ConstHeader::ConstHeader() :
	num(TestConst)
{
}

int ConstHeader::get_num() const
{
	return num;
}

3. Create the program that uses the const: UseConst.cpp

#include 
#include "ConstHeader.h"

using namespace std;

int main(int argc, char** argv)
{
	ConstHeader header;
	cout << "number in executable " << TestConst << endl
		<< "number in library " << header.get_num() << endl;
	return 0;
}

4. Compile ConstHeder.cpp into a shared library

$ g++ -shared -Wl,-soname,libConstHeader.so -o libConstHeader.so ConstHeader.cpp

5. Create the program linking to the shared library

$ g++ -o UseConst UseConst.cpp -L. -lConstHeader

6.Run the program

$ LD_LIBRARY_PATH=. ./UseConst
number in executable 10
number in library 10

That looks pretty good.
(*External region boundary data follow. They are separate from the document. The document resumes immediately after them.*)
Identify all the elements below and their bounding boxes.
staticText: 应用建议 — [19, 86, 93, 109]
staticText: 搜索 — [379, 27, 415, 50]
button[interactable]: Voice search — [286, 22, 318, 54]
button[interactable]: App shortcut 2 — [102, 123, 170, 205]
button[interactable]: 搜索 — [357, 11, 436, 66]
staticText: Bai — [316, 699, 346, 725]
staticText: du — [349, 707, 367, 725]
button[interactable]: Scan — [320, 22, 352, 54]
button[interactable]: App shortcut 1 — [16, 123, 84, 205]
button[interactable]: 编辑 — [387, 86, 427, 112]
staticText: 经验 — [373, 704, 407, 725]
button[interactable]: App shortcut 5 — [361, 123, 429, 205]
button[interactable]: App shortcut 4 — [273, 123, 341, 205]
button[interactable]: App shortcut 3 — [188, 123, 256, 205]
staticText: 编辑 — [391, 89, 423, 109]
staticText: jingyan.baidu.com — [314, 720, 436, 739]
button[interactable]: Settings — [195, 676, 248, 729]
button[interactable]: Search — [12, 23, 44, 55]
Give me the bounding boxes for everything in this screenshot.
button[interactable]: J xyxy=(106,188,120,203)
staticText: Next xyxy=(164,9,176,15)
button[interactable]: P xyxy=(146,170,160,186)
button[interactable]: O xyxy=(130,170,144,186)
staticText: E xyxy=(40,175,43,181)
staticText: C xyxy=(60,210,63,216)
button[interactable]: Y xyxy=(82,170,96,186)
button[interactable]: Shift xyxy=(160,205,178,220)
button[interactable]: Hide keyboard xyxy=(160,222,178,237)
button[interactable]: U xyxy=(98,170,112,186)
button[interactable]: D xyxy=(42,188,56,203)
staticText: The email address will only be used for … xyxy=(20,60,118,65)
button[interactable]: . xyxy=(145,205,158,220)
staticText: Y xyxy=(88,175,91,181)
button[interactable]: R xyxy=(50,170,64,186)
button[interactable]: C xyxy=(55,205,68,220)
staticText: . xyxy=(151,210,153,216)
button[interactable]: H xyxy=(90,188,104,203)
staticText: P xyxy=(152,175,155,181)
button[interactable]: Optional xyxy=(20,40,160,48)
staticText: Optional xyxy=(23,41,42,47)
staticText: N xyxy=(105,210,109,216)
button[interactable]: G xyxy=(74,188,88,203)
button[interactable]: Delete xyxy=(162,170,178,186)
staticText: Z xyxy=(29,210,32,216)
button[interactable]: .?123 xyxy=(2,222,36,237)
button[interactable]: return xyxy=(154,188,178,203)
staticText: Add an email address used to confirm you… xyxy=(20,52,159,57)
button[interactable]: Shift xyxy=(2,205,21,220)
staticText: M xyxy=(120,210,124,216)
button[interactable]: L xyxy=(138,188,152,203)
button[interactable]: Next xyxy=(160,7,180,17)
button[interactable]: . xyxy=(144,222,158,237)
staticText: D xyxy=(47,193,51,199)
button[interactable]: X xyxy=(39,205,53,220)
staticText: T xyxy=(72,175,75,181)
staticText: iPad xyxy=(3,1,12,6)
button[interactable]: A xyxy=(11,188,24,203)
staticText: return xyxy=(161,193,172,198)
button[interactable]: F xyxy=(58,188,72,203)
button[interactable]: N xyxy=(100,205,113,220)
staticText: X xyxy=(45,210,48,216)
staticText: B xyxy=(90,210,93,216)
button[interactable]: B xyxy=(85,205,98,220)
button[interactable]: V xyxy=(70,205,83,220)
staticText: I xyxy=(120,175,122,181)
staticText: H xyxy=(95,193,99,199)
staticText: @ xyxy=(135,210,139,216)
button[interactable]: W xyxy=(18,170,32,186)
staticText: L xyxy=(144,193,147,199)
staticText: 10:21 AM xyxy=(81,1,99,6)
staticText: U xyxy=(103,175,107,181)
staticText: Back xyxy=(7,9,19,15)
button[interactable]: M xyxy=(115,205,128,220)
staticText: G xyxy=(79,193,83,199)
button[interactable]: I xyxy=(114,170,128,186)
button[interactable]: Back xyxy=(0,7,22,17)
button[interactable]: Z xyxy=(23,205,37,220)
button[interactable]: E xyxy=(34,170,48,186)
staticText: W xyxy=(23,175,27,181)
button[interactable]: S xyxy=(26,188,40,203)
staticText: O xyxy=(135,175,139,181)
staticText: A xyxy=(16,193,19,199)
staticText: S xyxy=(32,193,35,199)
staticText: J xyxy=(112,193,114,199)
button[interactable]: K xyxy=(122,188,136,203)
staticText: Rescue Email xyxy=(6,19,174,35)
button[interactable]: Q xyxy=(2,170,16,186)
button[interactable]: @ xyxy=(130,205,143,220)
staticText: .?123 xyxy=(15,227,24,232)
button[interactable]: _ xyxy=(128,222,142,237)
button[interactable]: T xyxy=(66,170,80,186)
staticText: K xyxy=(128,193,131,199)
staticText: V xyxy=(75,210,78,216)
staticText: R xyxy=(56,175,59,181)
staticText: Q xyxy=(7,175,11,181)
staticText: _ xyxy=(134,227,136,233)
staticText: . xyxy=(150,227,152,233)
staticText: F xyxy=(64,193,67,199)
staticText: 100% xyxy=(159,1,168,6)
The program uses the same const value as the one in the shared library.

Now what happen if we update the shared library?
Let's change the value of the const TestConst in the shared library

const int TestConst = 20;

Create the shared library and run the program again without recompiling

$ g++ -shared -Wl,-soname,libConstHeader.so -o libConstHeader.so ConstHeader.cpp
$ LD_LIBRARY_PATH=. ./UseConst
number in executable 10
number in library 20

Ooops. When it uses the const directly, it gets 10. While the shared library shows the value is 20.

What's Wrong

Let us pause a minute to think about what's changed. You use a const integer TestConst in a shared library. But the library is updated. Pay extra attentions to the const that are defined in a shared library. Sometimes, when the value is changed. it'll be pain in the ass to debug it. This is the same to an enum's implicit value. For example:

enum class Color
{
	red = 0,
	blue,
	yellow,
};

If this is from a third party library and the enum Color is changed in a new version. E.g.

enum class Color
{
	red = 0,
	green,
	blue,
	yellow,
};

Your program will be broken if you use Color::yellow and Color::blue and don't compile against to the updated header.

All the const and enums defined in the header files can be accessed from a separate compile unit. They are actually interfaces, part of the contract. As a library user, when you use an interface, you expect that the same interface doing the same things in all the versions of the library. Your application relies on that to function well. As a library author, you don't want to drive your user crazy. Don't change the public interfaces.

How to Mitigate It

It depends on your purpose. As a library author, if you just want to provide a well defined value to the library user, use a function to return the value. This will have some overhead in function call, but you can change the value in future version. In C#, you also can declare the variable readonly instead of const. Either way it won't become a compile time constant. Instead, the run time will read the value from your library and it still cannot be changed.

For enum, it'll be a little complicated. The first approach is that you always append the new enumerator at the end. Take Color as an example, instead of adding green in between red and blue, you always add the new enumerator after the last one: yellow. A second approach is that you always set explicit value to the enumerator as what we do to red. There are problems in collaborative work in a large team. There is no way to enforce a person to append to the last in the first approach. For the second approach, two people may use the same explicit value for new enumerators in their work, and they all check in at the same time. Comments in the code. That won't always help.

Remember, public consts and enums are interfaces. Don't change them. This is the best option to prevent them going bad.